Actually this released in 1998 while The Matrix released in 1999–so the Matrix copied Blade.
“what were there, three of those movies?”
They are making another one where the human world at large has become aware that werewolves and vampires exist. Now the humans want to wipe out both.
Yeah Balde came before the Matrix so not only did the Matrix take Blade’s suit up and destroy sequence, they also took the bullet time scene from Blade too, it happened during the Blade/Frost meeting in the park.
Another bit of trivia, the little girl Frost had kidnapped was Brenda Song of Disney’s Suite Life of Zack and Cody fame
Kris Kristofferson IS TOTALLY the oatmeal raisin cookie to Sam Elliott’s chocolate chip cookie. Sam Elliott could read the phone book and I would pay to watch. He’s the only reason I own the movie Roadhouse. Well, that and the fact that pain don’t hurt, and the idea of a man who is famous for being a bouncer is just too ridiculous to resist.
Ummm. I must defend Kris Kristofferson, especially the hella cool renaissance man of the 70s. Rhodes Scholar, poet, songwriter, Army captain, helicopter pilot. If all he ever did with his life was write “Me and Bobby McGee” and “Help Me Make It Through the Night,” he’d still be awesome.
But the only movie I’ve ever seen him in is “Alice Doesn’t Live Here Anymore,” so I’ll admit that Elliott might have him beat there.
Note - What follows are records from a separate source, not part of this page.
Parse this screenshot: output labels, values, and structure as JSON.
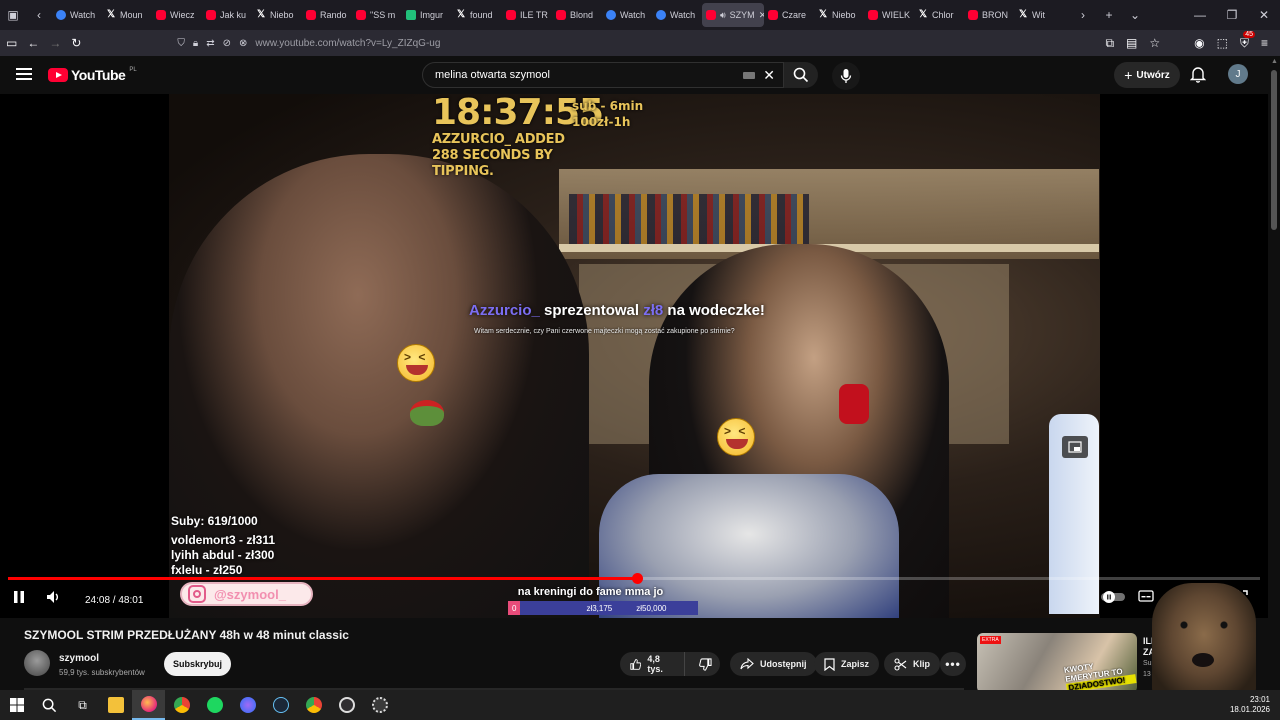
{
  "browser": {
    "tabs": [
      {
        "label": "Watch",
        "icon": "blue"
      },
      {
        "label": "Moun",
        "icon": "x"
      },
      {
        "label": "Wiecz",
        "icon": "yt"
      },
      {
        "label": "Jak ku",
        "icon": "yt"
      },
      {
        "label": "Niebo",
        "icon": "x"
      },
      {
        "label": "Rando",
        "icon": "yt"
      },
      {
        "label": "\"SS m",
        "icon": "yt"
      },
      {
        "label": "Imgur",
        "icon": "green"
      },
      {
        "label": "found",
        "icon": "x"
      },
      {
        "label": "ILE TR",
        "icon": "yt"
      },
      {
        "label": "Blond",
        "icon": "yt"
      },
      {
        "label": "Watch",
        "icon": "blue"
      },
      {
        "label": "Watch",
        "icon": "blue"
      },
      {
        "label": "SZYM",
        "icon": "yt",
        "active": true
      },
      {
        "label": "Czare",
        "icon": "yt"
      },
      {
        "label": "Niebo",
        "icon": "x"
      },
      {
        "label": "WIELK",
        "icon": "yt"
      },
      {
        "label": "Chlor",
        "icon": "x"
      },
      {
        "label": "BRON",
        "icon": "yt"
      },
      {
        "label": "Wit",
        "icon": "x"
      }
    ],
    "url": "www.youtube.com/watch?v=Ly_ZIZqG-ug",
    "extension_badge": "45"
  },
  "youtube": {
    "logo_text": "YouTube",
    "region": "PL",
    "search_value": "melina otwarta szymool",
    "create_label": "Utwórz",
    "avatar_letter": "J"
  },
  "video": {
    "overlay": {
      "clock": "18:37:55",
      "sub_line": "sub - 6min",
      "money_line": "100zł-1h",
      "added_line": "AZZURCIO_ ADDED 288 SECONDS BY TIPPING.",
      "alert_user": "Azzurcio_",
      "alert_mid": " sprezentowal ",
      "alert_amount": "zł8",
      "alert_end": " na wodeczke!",
      "alert_message": "Witam serdecznie, czy Pani czerwone majteczki mogą zostać zakupione po strimie?",
      "subs_count": "Suby: 619/1000",
      "donors": [
        "voldemort3 - zł311",
        "lyihh abdul - zł300",
        "fxlelu - zł250"
      ],
      "instagram": "@szymool_",
      "goal_title": "na kreningi do fame mma jo",
      "goal_start": "0",
      "goal_current": "zł3,175",
      "goal_target": "zł50,000",
      "goal_progress": 0.0635
    },
    "time_current": "24:08",
    "time_total": "48:01",
    "progress": 0.5027
  },
  "details": {
    "title": "SZYMOOL STRIM PRZEDŁUŻANY 48h w 48 minut classic",
    "channel": "szymool",
    "subscribers": "59,9 tys. subskrybentów",
    "subscribe_label": "Subskrybuj",
    "likes": "4,8 tys.",
    "share_label": "Udostępnij",
    "save_label": "Zapisz",
    "clip_label": "Klip"
  },
  "recommended": {
    "tag": "EXTRA",
    "thumb_caption_1": "KWOTY EMERYTUR TO",
    "thumb_caption_2": "DZIADOSTWO!",
    "title_1": "ILE T",
    "title_2": "ZAR",
    "channel": "Super",
    "views": "13 tys."
  },
  "taskbar": {
    "time": "23:01",
    "date": "18.01.2026"
  }
}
@vallegirl Thank you for defending Kris Kristofferson! I was going to do the exact same thing. Dude graduated from Oxford and wrote “Me and Bobby McGee.” That gives him a free pass for pretty much everything, including his role in the god-awful Christmas in Connecticut remake from 1992.
I’m such a slut. I love Wesley and I love Kris. Loved all the Blade movies and would gladly sit through Underworld half a dozen more times if only the Twilight shit would stop. Have any of these people actually read the written word of Twilight. The first book was one of most poorly written books I have ever slogged my way through.
And oh, I fell asleep, in a theatre, watching Matrix so can’t even compare it to anything else.